Stein morreu ainda dentro do estádio, vítima de um ataque cardíaco fulminante. Uma perda imensurável e um tanto bizarra da maneira que foi.

Seu corpo foi cremado em Glasgow em uma cerimônia privada. Após seu óbito, muitas homenagens foram e ainda são feitas até hoje para o falecido escocês. Entrou para o Hall da Fama do futebol do país e é considerado o melhor treinador escocês da história.
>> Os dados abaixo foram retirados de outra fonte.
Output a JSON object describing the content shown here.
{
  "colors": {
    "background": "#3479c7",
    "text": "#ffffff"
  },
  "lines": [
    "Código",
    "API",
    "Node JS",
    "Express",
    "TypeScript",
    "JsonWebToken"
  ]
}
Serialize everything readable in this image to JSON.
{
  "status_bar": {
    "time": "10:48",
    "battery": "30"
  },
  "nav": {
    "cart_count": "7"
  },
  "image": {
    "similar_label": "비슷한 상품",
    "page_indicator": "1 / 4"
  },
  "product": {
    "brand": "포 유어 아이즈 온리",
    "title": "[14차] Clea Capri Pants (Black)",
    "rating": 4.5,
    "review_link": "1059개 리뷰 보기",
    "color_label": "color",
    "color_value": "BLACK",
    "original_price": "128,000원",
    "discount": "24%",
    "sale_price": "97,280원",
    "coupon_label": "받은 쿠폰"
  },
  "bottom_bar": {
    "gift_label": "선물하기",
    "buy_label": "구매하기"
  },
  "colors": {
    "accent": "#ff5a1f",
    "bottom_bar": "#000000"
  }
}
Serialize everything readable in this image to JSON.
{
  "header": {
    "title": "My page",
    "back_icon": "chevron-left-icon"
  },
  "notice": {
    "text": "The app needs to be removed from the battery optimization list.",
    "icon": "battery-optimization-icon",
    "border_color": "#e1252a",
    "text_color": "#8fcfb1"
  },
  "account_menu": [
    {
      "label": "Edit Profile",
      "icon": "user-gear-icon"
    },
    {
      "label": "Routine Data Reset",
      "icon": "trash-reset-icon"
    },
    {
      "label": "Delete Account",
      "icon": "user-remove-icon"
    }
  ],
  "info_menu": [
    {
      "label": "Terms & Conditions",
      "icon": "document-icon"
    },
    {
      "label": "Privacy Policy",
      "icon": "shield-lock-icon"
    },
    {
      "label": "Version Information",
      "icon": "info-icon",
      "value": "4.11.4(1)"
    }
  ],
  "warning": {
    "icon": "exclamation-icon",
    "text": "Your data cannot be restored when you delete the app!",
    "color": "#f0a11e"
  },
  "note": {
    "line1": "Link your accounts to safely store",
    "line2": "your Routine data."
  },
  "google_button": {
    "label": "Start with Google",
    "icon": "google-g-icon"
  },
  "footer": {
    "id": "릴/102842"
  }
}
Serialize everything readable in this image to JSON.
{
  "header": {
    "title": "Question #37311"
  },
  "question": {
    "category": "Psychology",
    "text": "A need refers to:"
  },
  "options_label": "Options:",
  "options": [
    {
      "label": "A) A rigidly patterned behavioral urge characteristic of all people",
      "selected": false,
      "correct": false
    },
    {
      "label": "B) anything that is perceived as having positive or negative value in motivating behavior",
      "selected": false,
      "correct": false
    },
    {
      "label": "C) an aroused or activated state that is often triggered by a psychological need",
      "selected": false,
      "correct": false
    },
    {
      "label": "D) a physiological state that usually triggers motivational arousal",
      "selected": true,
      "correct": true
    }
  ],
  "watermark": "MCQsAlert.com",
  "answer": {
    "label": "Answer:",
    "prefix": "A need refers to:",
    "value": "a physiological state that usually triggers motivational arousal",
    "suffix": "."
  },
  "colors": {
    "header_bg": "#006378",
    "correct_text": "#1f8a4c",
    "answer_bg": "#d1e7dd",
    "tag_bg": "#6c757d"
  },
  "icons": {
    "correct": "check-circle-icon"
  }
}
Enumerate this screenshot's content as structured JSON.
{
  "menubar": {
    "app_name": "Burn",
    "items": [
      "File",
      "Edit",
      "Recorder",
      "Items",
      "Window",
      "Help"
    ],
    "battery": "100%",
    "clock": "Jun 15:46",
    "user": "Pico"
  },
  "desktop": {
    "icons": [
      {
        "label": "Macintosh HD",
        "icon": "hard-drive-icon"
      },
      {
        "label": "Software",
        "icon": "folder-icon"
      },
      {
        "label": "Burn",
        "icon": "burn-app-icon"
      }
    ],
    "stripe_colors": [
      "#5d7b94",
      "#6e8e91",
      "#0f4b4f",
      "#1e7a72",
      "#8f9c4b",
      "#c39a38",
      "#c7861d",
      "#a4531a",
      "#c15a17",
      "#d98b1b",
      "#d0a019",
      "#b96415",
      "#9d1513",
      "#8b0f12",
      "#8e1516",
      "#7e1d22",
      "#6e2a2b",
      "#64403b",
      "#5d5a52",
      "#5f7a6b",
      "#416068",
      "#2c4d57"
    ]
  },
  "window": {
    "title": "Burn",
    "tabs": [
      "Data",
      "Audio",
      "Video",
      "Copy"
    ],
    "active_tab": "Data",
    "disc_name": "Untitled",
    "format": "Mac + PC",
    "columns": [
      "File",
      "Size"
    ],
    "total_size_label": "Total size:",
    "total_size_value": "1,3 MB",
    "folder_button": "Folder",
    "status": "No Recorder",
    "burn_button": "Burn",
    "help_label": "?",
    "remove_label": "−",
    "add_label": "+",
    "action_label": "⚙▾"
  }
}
Quando o estádio do Celtic foi reformado, um dos setores populares passou a se chamar “Jock Stein stand” e além disso, Jock possui nada mais nada menos que uma estátua sua com o troféu da UCL na mãos, em frente ao Celtic Park.
Um ícone
Sua morte além de chocar todo o mundo esportivo, foi um dos marcos na vida de um rapaz ainda iniciante no meio dos treinadores, o assistente de Jock na seleção, um tal de Alex Ferguson.



Talvez vocês conheçam.

Ferguson tinha Stein como mentor principal. A lenda do United já contou diversas vezes o quanto a morte de seu mentor foi inesperada, que demorou demais a cair a ficha.

Como eu vinha dizendo, sabem aquelas histórias que parecem contos fictícios?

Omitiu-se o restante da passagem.